2. True or False: You can thoroughly clean your teeth simply by thoroughly brushing them.
3. True or False: Eating sweets and candy causes tooth decay.
4. True or False: You can destroy tooth enamel by sucking on a lemon.
5. True or False: Chewing on ice cubes will make your teeth stronger.
6. True or False: The presence of gum disease can lead to conditions like pneumonia or diabetes.
7. True or False: You should brush your teeth immediately after eating.
1. False: The leading cause of tooth loss is gum disease.
2. False: The brush does not reach 100% of all tooth surfaces, it reaches only 2/3 of the tooth’s surface. Dental floss can reach the remaining1/3 of tooth surface. Unfortunately, only 1/3 of the general population do flossing.
3. Both True and False (but it’s almost true): Although sugar is bad for you, it is not the cause of tooth decay provided it is immediately flushed from the mouth. It is not the sugar but how frequent the exposure and how long it is retained in your mouth that causes damage by sugar. The sugar feeds the bacteria which produces acid and eventual tooth decay. When comparing eating once to eating all day; eating or drinking sugary food all the time will cause decay.
4. True: Yes, you can destroy the tooth enamel by sucking anything acidic. Acid affects the enamel of teeth. Enamel protects the underlying dentin of a tooth.
5. False: The force required to chew ice cube may crack your teeth. The cold temperature of ice contracts the enamel and the mouth’s warm temperature expands it causing cracks, this is more pronounced if you have amalgam fillings.
6. True: As discussed in Chapter 1, gum disease has far more implications on other conditions than what we normally believe.

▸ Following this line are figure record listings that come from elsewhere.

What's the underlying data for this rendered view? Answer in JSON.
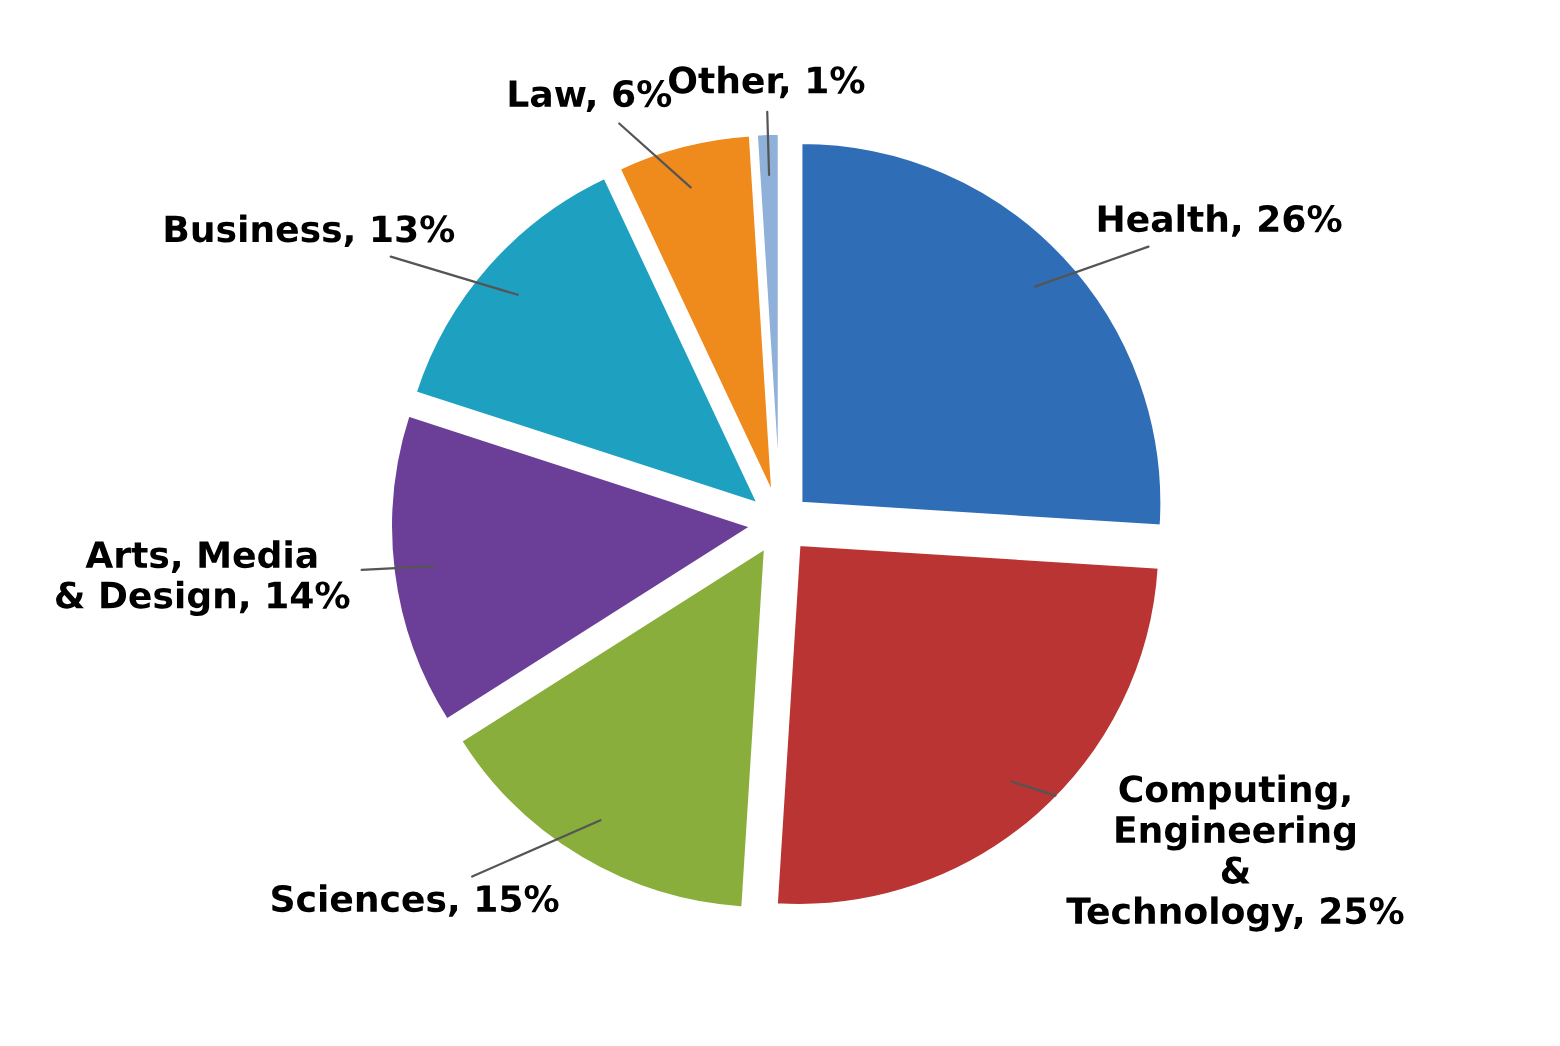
{
  "chart_data": {
    "type": "pie",
    "categories": [
      "Health",
      "Computing,\nEngineering\n&\nTechnology",
      "Sciences",
      "Arts, Media\n& Design",
      "Business",
      "Law",
      "Other"
    ],
    "values": [
      26,
      25,
      15,
      14,
      13,
      6,
      1
    ],
    "value_labels": [
      "26%",
      "25%",
      "15%",
      "14%",
      "13%",
      "6%",
      "1%"
    ],
    "colors": [
      "#2f6db6",
      "#b93432",
      "#8aae3c",
      "#6b3f98",
      "#1ea0c0",
      "#ef8a1c",
      "#8fb0d8"
    ],
    "legend": false
  }
}
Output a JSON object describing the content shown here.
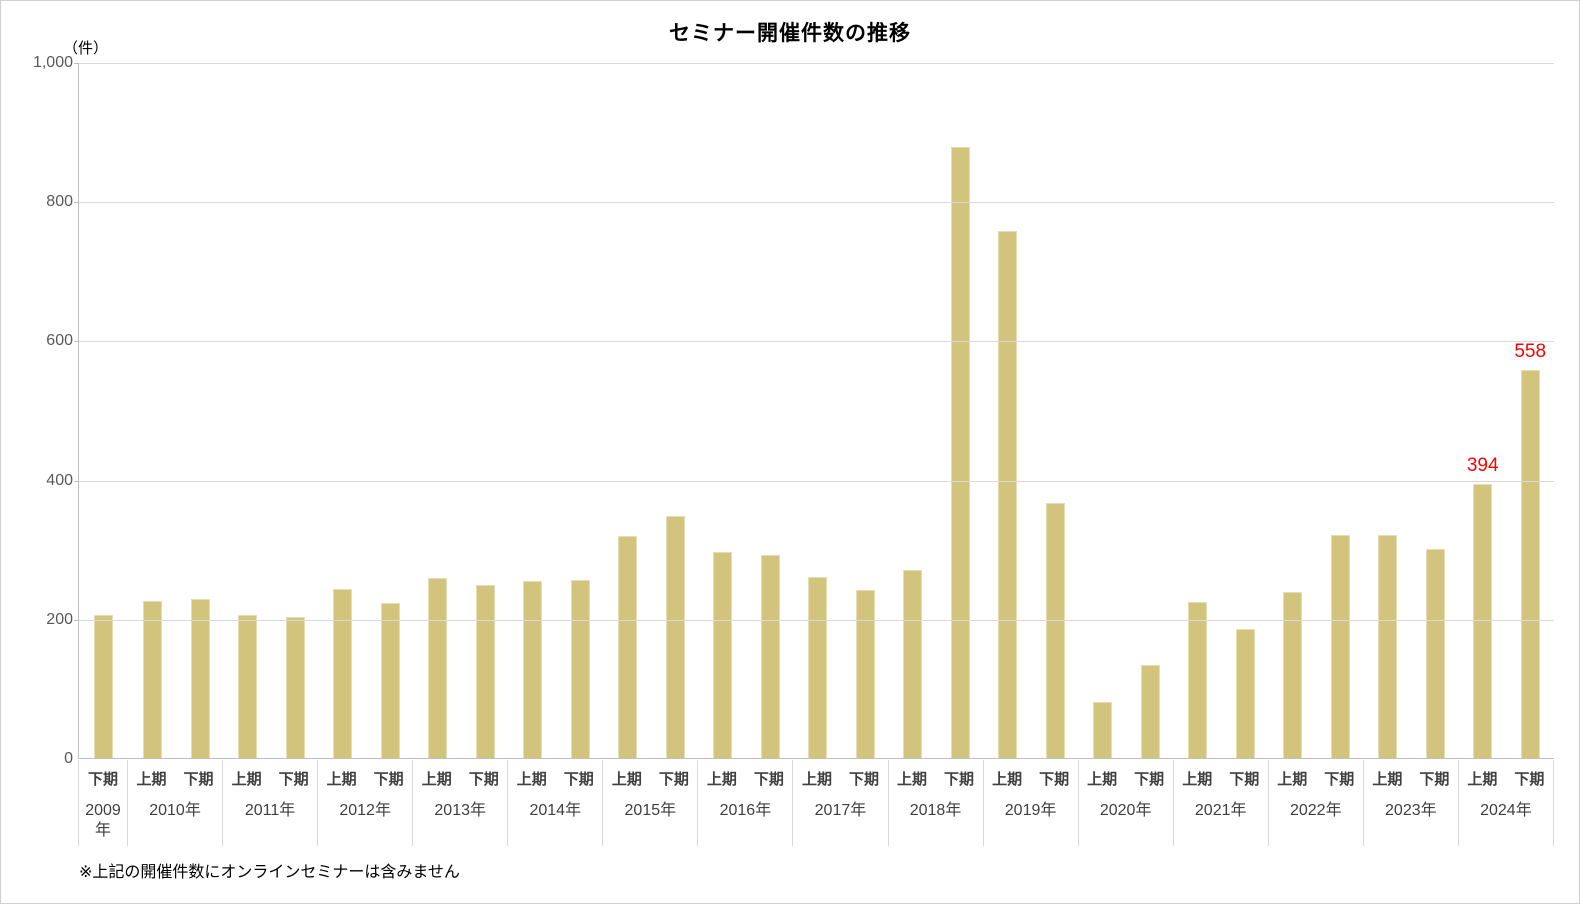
{
  "chart_data": {
    "type": "bar",
    "title": "セミナー開催件数の推移",
    "unit_label": "（件）",
    "xlabel": "",
    "ylabel": "件",
    "ylim": [
      0,
      1000
    ],
    "ytick_step": 200,
    "ytick_labels": [
      "1,000",
      "800",
      "600",
      "400",
      "200",
      "0"
    ],
    "grid": "horizontal",
    "legend": false,
    "note": "※上記の開催件数にオンラインセミナーは含みません",
    "bar_color": "#d2c47c",
    "data_label_color": "#ff0000",
    "groups": [
      {
        "year": "2009年",
        "bars": [
          {
            "period": "下期",
            "value": 206
          }
        ]
      },
      {
        "year": "2010年",
        "bars": [
          {
            "period": "上期",
            "value": 226
          },
          {
            "period": "下期",
            "value": 229
          }
        ]
      },
      {
        "year": "2011年",
        "bars": [
          {
            "period": "上期",
            "value": 206
          },
          {
            "period": "下期",
            "value": 202
          }
        ]
      },
      {
        "year": "2012年",
        "bars": [
          {
            "period": "上期",
            "value": 243
          },
          {
            "period": "下期",
            "value": 223
          }
        ]
      },
      {
        "year": "2013年",
        "bars": [
          {
            "period": "上期",
            "value": 258
          },
          {
            "period": "下期",
            "value": 249
          }
        ]
      },
      {
        "year": "2014年",
        "bars": [
          {
            "period": "上期",
            "value": 254
          },
          {
            "period": "下期",
            "value": 256
          }
        ]
      },
      {
        "year": "2015年",
        "bars": [
          {
            "period": "上期",
            "value": 319
          },
          {
            "period": "下期",
            "value": 348
          }
        ]
      },
      {
        "year": "2016年",
        "bars": [
          {
            "period": "上期",
            "value": 296
          },
          {
            "period": "下期",
            "value": 292
          }
        ]
      },
      {
        "year": "2017年",
        "bars": [
          {
            "period": "上期",
            "value": 260
          },
          {
            "period": "下期",
            "value": 242
          }
        ]
      },
      {
        "year": "2018年",
        "bars": [
          {
            "period": "上期",
            "value": 270
          },
          {
            "period": "下期",
            "value": 878
          }
        ]
      },
      {
        "year": "2019年",
        "bars": [
          {
            "period": "上期",
            "value": 757
          },
          {
            "period": "下期",
            "value": 366
          }
        ]
      },
      {
        "year": "2020年",
        "bars": [
          {
            "period": "上期",
            "value": 80
          },
          {
            "period": "下期",
            "value": 133
          }
        ]
      },
      {
        "year": "2021年",
        "bars": [
          {
            "period": "上期",
            "value": 224
          },
          {
            "period": "下期",
            "value": 186
          }
        ]
      },
      {
        "year": "2022年",
        "bars": [
          {
            "period": "上期",
            "value": 238
          },
          {
            "period": "下期",
            "value": 320
          }
        ]
      },
      {
        "year": "2023年",
        "bars": [
          {
            "period": "上期",
            "value": 320
          },
          {
            "period": "下期",
            "value": 301
          }
        ]
      },
      {
        "year": "2024年",
        "bars": [
          {
            "period": "上期",
            "value": 394,
            "data_label": "394"
          },
          {
            "period": "下期",
            "value": 558,
            "data_label": "558"
          }
        ]
      }
    ]
  }
}
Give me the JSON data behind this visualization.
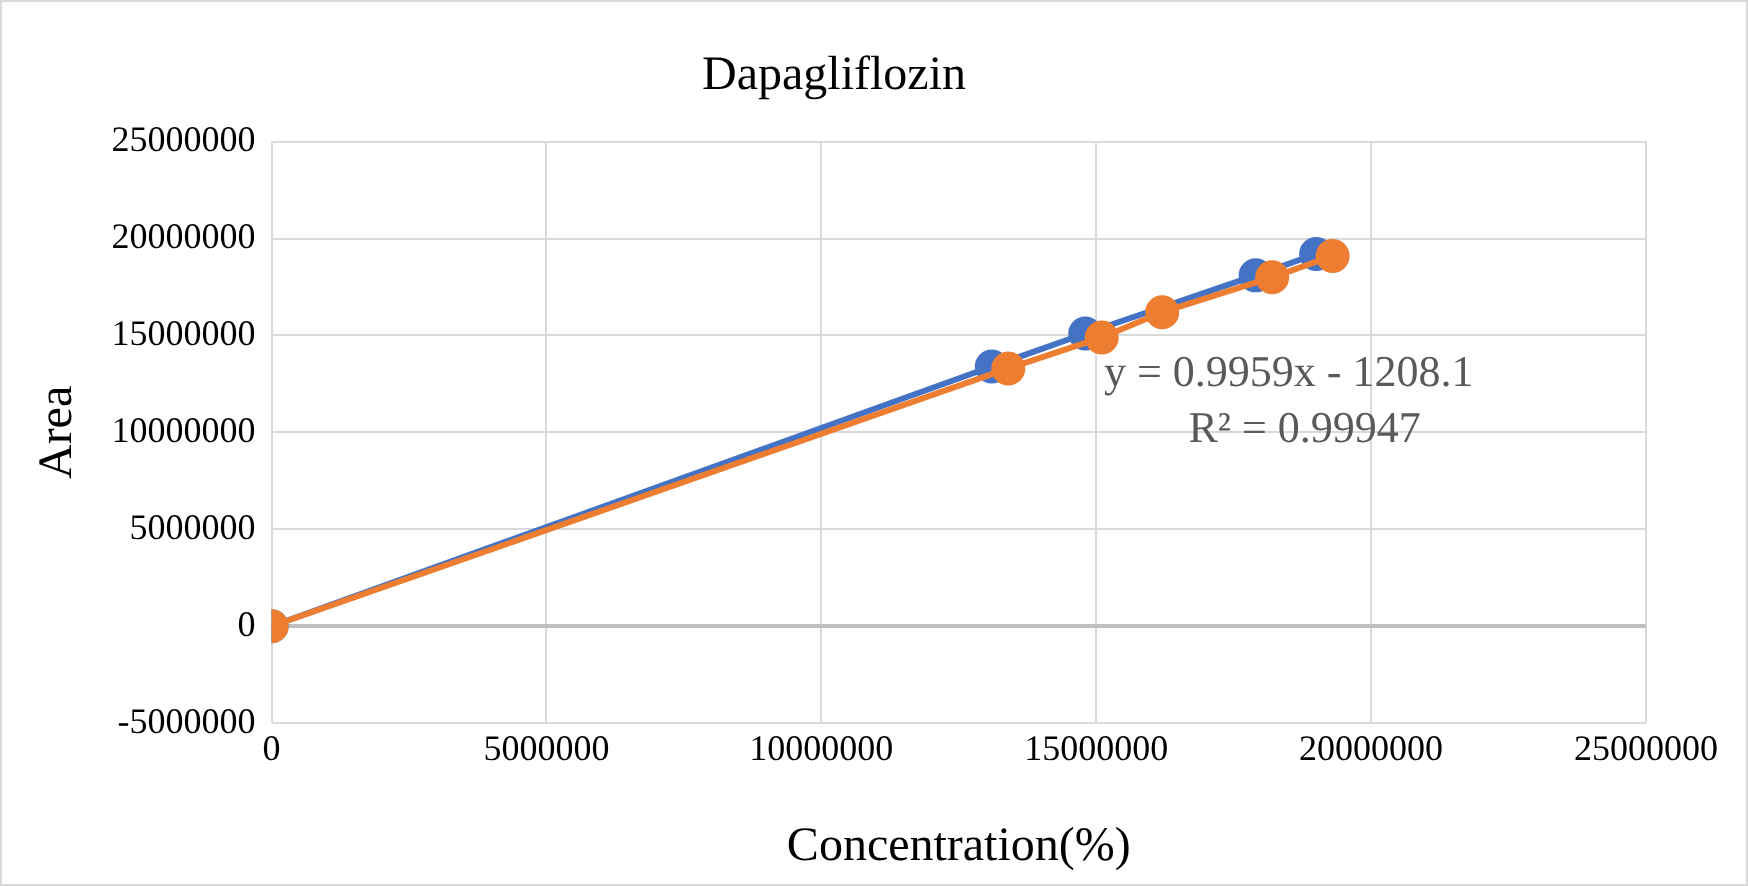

7. False. If the food contains acidic and citrus fruits, which may erode the enamel and dentin, then brushing immediately can drive the acid deeper into your teeth. In that situation, just rinse with a mouthwash and wait for 20 to 30 minutes before brushing. The Mayo Clinic suggests waiting 30 min after an Acidic meal such as citrus fruit. Here is the dilemma – the toothpaste research focuses on enamel abrasion, and toothbrush research looks at plaque removal (not food removal). My suggestion is to remove food particles by rinsing with baking soda, immediately after eating. This will also neutralise the acidity of the mouth.